I'll start out with the way I ended the other.
I know if you thought for one second any of your views or practices would harm another or were in any a way compromise with evil, you would immediately drop them. I know you believe you veiws are totally benevolent (and totally correct, of course, or you wouldn't hold them).
But, they are mistaken. Every failed society in the history of the world has been the result of trying to implement some variety of the views you hold.
Stalin, Hitler, Pol Pot, Mao Tse-tung, [were] idealists....
This is news to me, Hank. There is a distinction to note between an idealist and an ideologue. These men were the latter, plus brutal, vicious dictators, the very spawn of Hell.
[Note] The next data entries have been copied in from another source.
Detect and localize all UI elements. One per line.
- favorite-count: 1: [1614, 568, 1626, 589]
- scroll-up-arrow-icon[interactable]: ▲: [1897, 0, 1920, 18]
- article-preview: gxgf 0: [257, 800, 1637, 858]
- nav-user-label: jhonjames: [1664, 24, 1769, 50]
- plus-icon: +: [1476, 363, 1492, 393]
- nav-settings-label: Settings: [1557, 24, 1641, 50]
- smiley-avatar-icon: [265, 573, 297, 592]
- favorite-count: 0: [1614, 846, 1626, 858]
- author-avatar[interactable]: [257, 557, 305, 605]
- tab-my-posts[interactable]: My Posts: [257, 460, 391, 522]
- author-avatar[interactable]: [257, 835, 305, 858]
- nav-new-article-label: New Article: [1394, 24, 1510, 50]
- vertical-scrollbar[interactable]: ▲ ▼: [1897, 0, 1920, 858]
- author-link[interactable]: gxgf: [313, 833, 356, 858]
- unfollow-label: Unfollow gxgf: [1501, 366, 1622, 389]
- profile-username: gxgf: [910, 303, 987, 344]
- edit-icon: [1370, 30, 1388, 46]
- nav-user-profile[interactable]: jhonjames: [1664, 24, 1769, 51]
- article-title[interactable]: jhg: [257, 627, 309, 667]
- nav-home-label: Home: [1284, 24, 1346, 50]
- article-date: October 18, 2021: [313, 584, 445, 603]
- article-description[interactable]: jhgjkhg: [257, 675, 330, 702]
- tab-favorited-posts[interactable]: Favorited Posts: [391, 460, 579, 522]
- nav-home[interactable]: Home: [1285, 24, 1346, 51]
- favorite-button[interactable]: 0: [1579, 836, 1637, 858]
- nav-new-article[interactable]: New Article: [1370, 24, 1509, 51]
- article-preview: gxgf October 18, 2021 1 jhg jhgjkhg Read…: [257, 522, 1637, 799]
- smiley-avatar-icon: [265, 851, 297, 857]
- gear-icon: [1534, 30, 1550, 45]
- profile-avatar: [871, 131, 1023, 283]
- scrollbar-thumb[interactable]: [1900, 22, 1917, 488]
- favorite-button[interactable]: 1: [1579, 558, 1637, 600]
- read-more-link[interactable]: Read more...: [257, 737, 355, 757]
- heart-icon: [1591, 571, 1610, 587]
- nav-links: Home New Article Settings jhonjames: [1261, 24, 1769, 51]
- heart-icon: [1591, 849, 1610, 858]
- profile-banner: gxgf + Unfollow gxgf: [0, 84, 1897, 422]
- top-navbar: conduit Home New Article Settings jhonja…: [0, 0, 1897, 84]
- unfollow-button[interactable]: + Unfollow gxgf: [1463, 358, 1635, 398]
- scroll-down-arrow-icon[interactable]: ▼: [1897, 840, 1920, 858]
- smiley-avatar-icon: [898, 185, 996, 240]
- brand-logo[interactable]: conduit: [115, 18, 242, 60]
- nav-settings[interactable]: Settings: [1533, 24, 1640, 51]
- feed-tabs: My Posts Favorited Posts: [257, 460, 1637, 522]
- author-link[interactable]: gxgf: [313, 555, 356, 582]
Of course they were evil, but they did not gain power by promoting themselves as evil. They did not say, "put us in power and we will be brutal, vicious dictators who will turn your world into a hell." No, they promised peace, prosperity, equality, and, except for Pol Pot, these were the ideals these leaders held and believed their ideologuies and policies would actually fulfill, at least in the beginning of their careers.
This is not what "balance" is!
You flatly repudiated, "an extreme preoccupation with the discrete, individual self," and said, "balance is needed." If strict individualism by itself is unbalanced, it must be balanced by some form of collectivism.
I made some more comments about liberty, but do not think they were edifying enough to repeat. This only I'll say, if I cannot feed myself and free myself, than I am no value to myself or to any other individual in society. Only if I am independent enough to live without a society, do I have a moral right to be part of a society.
Hank
Hank, this statement is a nonsequitur: The conclusion does not follow from the premise. In my view, "strict individualism," or "unbalanced individualism," leads to personal and social disorder. When conditions of disorder on a mass scale obtain historically, as they did in ancient Athens, and as they arguably do now, inevitably the tyrant steps in on the pretext of "restoring order." If conditions are bad enough, the populace (in its disorder) may actually welcome the tyrant. But not all tyrants are collectivists.